I am wondering about this too recently. Separating mod info from mod setting is a much needed first step. Maybe we don't need ModTek support to implemnet that in our mods, but having a standard way to do it will be very welcomed.

IceRaptor commented 5 years ago

FWIW I do this with several of my mods. I manually store settings I want to persist across Mod versions in BattleTech/ModSaves//. Data can be stored associated with the current active simGame (via saveId).

You can see examples in https://github.com/BattletechModders/LowVisibility/blob/master/LowVisibility/LowVisibility/Patch/SerializationPatches.cs and https://github.com/BattletechModders/LowVisibility/blob/master/LowVisibility/LowVisibility/Utils/State.cs

Similar functionality exposed through a common API would be extremely useful!

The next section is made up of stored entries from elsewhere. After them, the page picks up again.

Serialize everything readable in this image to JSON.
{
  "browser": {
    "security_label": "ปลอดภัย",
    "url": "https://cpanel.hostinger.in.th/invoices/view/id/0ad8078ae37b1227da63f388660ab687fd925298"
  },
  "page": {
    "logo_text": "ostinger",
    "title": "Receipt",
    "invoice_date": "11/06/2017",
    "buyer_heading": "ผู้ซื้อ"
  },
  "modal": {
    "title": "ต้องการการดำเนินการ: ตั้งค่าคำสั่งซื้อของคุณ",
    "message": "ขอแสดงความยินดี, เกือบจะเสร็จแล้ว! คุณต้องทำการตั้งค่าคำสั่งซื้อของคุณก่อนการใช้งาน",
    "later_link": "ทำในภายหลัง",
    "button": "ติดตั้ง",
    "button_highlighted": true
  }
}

CptMoore commented 5 years ago

MechEngineer successfully uses two extra settings files, one containing the default settings that is always regenerated after starting the game, and another one where only the changes the user wants are put.

I'd prefer to have somewhere under the Mods directly.. so I can have an RTMods or MyMods directory which contains the actual mods and the settings (and the saves when using the save game features from MechEngineer). That way I can switch between mods just by renaming the whole folder and always have all stats together.

Of course making the default save path for settings configurable would allow for flexibility here.

CptMoore commented 3 years ago

Many mods already use their own settings folder/files. So we need a new standard. But we also have different logging per mod and different ways of even patching battletech. So not sure if ModTek can fix that this late into the game.